Kecepatan Aksi Hacker dalam Pencucian Aset Kripto Semakin Meningkat
Dalam dunia aset kripto, kecepatan aksi hacker kini berada pada level yang mengkhawatirkan. Sebuah analisis yang dilakukan oleh Global Ledger pada tahun 2025 menunjukkan bahwa para hacker dapat memindahkan dana curian hanya dalam waktu dua detik setelah serangan dimulai. Hal ini terjadi sebelum korban bahkan sempat mengumumkan terjadinya peretasan.
Statistik Menarik dari Kasus Peretasan
Analisis tersebut mencakup 255 kasus peretasan dengan total kerugian mencapai USD 4,04 miliar. Dari data yang ada, sekitar 76% dari kasus peretasan terjadi perpindahan dana curian sebelum informasi tersebut diumumkan kepada publik.
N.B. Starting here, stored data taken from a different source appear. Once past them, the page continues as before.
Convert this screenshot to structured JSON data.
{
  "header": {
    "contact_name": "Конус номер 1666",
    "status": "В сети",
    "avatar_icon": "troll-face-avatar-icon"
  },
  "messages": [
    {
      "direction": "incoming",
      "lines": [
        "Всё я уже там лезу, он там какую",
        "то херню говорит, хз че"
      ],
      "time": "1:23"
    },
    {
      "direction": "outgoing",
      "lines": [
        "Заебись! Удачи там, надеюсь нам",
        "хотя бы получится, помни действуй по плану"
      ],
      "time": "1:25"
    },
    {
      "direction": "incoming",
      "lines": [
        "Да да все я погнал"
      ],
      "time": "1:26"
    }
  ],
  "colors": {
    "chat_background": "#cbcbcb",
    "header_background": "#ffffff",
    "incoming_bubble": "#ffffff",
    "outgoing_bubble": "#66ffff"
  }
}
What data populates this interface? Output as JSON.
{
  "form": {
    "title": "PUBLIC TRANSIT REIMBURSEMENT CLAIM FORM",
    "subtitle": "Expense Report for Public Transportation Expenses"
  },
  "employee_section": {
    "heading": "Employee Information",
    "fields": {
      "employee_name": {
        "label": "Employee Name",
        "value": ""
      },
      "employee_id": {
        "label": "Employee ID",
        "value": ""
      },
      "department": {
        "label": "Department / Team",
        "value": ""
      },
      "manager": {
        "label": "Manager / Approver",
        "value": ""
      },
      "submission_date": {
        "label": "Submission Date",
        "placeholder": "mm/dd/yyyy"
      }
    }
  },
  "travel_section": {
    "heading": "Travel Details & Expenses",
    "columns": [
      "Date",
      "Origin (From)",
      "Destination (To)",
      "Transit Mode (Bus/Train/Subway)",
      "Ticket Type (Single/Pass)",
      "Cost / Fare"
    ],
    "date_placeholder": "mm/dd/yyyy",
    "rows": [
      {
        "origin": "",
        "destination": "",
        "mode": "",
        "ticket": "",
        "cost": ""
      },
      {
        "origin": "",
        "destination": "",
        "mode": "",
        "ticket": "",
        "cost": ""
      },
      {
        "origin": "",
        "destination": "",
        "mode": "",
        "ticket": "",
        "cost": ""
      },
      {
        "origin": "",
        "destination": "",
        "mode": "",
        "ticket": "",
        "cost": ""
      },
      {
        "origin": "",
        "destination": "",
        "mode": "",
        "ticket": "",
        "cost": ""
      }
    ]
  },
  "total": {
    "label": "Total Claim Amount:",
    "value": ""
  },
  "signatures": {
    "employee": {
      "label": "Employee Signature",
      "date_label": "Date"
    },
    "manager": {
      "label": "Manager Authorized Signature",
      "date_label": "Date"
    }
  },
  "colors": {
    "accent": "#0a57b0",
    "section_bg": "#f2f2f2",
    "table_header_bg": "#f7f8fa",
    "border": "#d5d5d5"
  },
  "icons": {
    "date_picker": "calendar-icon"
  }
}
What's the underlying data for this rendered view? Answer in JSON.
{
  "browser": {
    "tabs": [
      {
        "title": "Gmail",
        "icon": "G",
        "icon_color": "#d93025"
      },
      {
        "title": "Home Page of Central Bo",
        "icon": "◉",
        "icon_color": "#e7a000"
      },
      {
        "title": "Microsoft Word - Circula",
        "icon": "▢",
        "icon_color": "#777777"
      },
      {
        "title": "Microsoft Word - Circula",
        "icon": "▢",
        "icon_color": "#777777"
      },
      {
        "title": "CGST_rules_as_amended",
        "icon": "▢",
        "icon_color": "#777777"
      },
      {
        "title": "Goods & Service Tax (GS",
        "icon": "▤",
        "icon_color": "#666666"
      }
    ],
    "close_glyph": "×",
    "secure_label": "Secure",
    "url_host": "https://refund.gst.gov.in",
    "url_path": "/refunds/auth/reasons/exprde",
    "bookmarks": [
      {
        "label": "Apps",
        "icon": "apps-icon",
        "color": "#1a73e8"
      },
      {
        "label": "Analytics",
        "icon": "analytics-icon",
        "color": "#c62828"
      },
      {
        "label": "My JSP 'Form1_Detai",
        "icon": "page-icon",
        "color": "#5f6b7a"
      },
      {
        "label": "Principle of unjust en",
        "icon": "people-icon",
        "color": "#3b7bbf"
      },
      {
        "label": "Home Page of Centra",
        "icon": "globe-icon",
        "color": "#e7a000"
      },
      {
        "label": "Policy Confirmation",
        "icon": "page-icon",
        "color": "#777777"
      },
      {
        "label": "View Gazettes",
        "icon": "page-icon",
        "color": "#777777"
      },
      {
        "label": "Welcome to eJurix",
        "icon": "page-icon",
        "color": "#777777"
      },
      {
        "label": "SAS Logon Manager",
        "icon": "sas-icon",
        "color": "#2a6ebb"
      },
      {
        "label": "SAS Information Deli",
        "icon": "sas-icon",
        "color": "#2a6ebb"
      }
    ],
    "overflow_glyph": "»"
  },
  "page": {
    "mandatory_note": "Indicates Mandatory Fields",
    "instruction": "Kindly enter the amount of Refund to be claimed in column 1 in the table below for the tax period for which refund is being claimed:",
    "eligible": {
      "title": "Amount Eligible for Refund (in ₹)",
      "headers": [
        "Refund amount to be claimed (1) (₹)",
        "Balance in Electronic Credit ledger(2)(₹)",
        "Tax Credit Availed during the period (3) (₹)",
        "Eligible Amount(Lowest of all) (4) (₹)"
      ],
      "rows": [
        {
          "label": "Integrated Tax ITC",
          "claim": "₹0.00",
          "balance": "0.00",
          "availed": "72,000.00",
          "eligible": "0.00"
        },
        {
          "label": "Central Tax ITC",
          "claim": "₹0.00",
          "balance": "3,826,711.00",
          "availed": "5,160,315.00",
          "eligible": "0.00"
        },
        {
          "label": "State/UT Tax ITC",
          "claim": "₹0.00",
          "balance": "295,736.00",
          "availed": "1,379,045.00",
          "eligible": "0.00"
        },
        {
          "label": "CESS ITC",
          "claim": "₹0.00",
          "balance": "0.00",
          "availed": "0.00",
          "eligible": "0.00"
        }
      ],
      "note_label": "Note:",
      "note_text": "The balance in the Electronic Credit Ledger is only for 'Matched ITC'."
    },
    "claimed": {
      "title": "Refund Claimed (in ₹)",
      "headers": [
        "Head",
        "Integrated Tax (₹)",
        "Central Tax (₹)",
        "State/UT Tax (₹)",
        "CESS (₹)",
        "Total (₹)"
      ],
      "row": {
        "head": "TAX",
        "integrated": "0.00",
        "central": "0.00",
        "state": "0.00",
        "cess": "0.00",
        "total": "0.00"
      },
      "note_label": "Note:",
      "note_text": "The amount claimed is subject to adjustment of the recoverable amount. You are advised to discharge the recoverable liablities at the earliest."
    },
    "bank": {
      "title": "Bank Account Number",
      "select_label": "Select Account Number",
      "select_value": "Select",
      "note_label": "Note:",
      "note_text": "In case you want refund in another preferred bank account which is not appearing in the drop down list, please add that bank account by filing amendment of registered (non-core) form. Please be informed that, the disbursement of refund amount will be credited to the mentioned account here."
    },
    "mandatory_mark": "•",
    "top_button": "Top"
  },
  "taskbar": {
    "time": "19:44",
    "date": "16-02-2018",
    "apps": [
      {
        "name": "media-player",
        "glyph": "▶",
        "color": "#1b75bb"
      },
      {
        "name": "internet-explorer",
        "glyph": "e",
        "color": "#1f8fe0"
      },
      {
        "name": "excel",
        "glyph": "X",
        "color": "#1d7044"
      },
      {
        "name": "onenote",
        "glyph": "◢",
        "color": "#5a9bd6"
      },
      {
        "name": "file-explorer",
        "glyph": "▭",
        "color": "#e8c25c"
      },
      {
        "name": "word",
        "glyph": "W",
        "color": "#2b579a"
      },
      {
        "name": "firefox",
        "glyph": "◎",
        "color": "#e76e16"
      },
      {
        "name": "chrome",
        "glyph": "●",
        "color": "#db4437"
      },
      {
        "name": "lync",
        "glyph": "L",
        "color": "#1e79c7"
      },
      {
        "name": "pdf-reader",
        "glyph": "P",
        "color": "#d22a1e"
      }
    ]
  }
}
Angka tersebut meningkat menjadi 84,6% pada paruh kedua tahun 2025.
Kecepatan ini menunjukkan bahwa para pelaku kejahatan seringkali bergerak lebih cepat dibandingkan dengan respons dari bursa, perusahaan analitik, atau penegak hukum.
Proses Pencucian Aset Kripto yang Berkepanjangan
Meskipun transfer dana pertama berlangsung hampir instan, proses pencucian secara keseluruhan memerlukan waktu lebih lama. Rata-rata, hacker membutuhkan waktu sekitar 10,6 hari di paruh kedua tahun 2025 untuk mencapai titik deposit akhir, seperti bursa atau mixer, meningkat dari delapan hari di awal tahun.
Perubahan ini menunjukkan adanya peningkatan pemantauan setelah kejadian diungkap ke publik. Setelah insiden mulai ramai diperbincangkan, bursa dan perusahaan analitik blockchain akan memberi label pada alamat tertentu dan meningkatkan pemantauan terhadap aktivitas mencurigakan.
Pilih Jalur yang Lebih Rumit untuk Pencucian Dana
Hasil analisis juga menunjukkan bahwa hampir separuh dari seluruh dana curian, sekitar USD 2,01 miliar, berpindah melalui cross-chain bridge. Jumlah ini lebih dari tiga kali lipat dibandingkan dengan dana yang dialirkan melalui mixer atau protokol privasi. Misalnya, dalam kasus Bybit, sebanyak 94,91% dana curian dialirkan melalui bridge.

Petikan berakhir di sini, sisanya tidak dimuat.